Come si legge nella delibera, «Abdullah Öcalan è detenuto da 16 anni ed è un politico Turco di nazionalità Curda, leader del PKK, il Partito dei Lavoratori del Kurdistan. Rappresenta la guida politica e spirituale del Popolo Curdo in quanto si è sempre battuto contro la repressione del suo popolo e per l’affermazione dei diritti umani e democratici, gravemente disattesi (nel corso soprattutto di questi ultimi anni) da politiche oppressive, brutali ed autoritarie».

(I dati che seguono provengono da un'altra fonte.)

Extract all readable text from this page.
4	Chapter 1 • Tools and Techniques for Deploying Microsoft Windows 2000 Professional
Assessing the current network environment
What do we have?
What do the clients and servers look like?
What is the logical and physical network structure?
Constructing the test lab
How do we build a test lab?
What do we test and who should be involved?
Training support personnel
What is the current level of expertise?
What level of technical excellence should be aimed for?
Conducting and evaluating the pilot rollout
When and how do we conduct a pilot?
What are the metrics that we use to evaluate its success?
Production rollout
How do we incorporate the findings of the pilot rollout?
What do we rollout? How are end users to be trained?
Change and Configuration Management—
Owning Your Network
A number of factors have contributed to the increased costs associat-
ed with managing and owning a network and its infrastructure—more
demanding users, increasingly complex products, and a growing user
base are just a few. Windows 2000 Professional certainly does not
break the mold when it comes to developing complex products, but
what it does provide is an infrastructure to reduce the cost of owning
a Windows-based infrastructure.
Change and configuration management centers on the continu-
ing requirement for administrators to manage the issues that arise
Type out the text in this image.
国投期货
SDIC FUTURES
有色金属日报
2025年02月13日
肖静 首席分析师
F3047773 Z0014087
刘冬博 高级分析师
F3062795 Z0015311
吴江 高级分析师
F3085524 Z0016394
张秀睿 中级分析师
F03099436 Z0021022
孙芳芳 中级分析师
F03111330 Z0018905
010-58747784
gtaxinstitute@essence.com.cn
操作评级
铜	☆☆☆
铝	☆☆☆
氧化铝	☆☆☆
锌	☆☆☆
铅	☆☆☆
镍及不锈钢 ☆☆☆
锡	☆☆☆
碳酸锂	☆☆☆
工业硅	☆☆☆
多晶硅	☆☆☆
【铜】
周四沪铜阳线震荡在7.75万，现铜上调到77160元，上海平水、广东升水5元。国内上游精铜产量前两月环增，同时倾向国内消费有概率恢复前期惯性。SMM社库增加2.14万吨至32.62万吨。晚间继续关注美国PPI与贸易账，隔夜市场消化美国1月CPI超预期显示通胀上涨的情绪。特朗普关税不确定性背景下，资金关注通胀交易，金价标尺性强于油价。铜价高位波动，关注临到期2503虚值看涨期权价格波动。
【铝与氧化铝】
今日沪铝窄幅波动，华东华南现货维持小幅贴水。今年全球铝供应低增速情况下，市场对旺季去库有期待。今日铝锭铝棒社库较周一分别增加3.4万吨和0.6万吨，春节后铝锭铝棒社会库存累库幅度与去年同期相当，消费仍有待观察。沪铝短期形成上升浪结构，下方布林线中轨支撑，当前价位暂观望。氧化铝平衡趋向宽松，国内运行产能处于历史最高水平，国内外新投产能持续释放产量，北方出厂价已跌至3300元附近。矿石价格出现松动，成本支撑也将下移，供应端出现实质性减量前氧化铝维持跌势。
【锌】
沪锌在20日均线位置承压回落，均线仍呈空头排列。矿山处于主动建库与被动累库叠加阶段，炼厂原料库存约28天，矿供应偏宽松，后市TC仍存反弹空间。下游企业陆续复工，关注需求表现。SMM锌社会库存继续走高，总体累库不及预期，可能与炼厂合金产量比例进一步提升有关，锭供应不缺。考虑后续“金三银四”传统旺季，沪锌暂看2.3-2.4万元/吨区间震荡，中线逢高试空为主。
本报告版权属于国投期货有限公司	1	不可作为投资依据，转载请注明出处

«Questa lotta – viene riportato nella delibera – è diventata uno degli emblemi mondiali della resistenza alla sopraffazione autoritaria e sistematica verso donne, bambini ed uomini e Napoli, Città multietnica, dell’accoglienza e della Pace, è al fianco della battaglia di libertà del Popolo Curdo, così come persegue i valori dell’autodecisione dei Popoli, contro il soffocamento delle minoranze etniche, religiose, linguistiche o di qualsiasi altra natura. Recentemente – come ricorda la delibera – è stato sottoscritto un accordo tra il Sindaco di Napoli ed il Co-Presidente del Cantone di Kobane per il riconoscimento del diritto universale all’autodeterminazione, al fine di sensibilizzare la comunità nazionale ed internazionale allo sviluppo del faticoso, ma necessario, processo di Pace».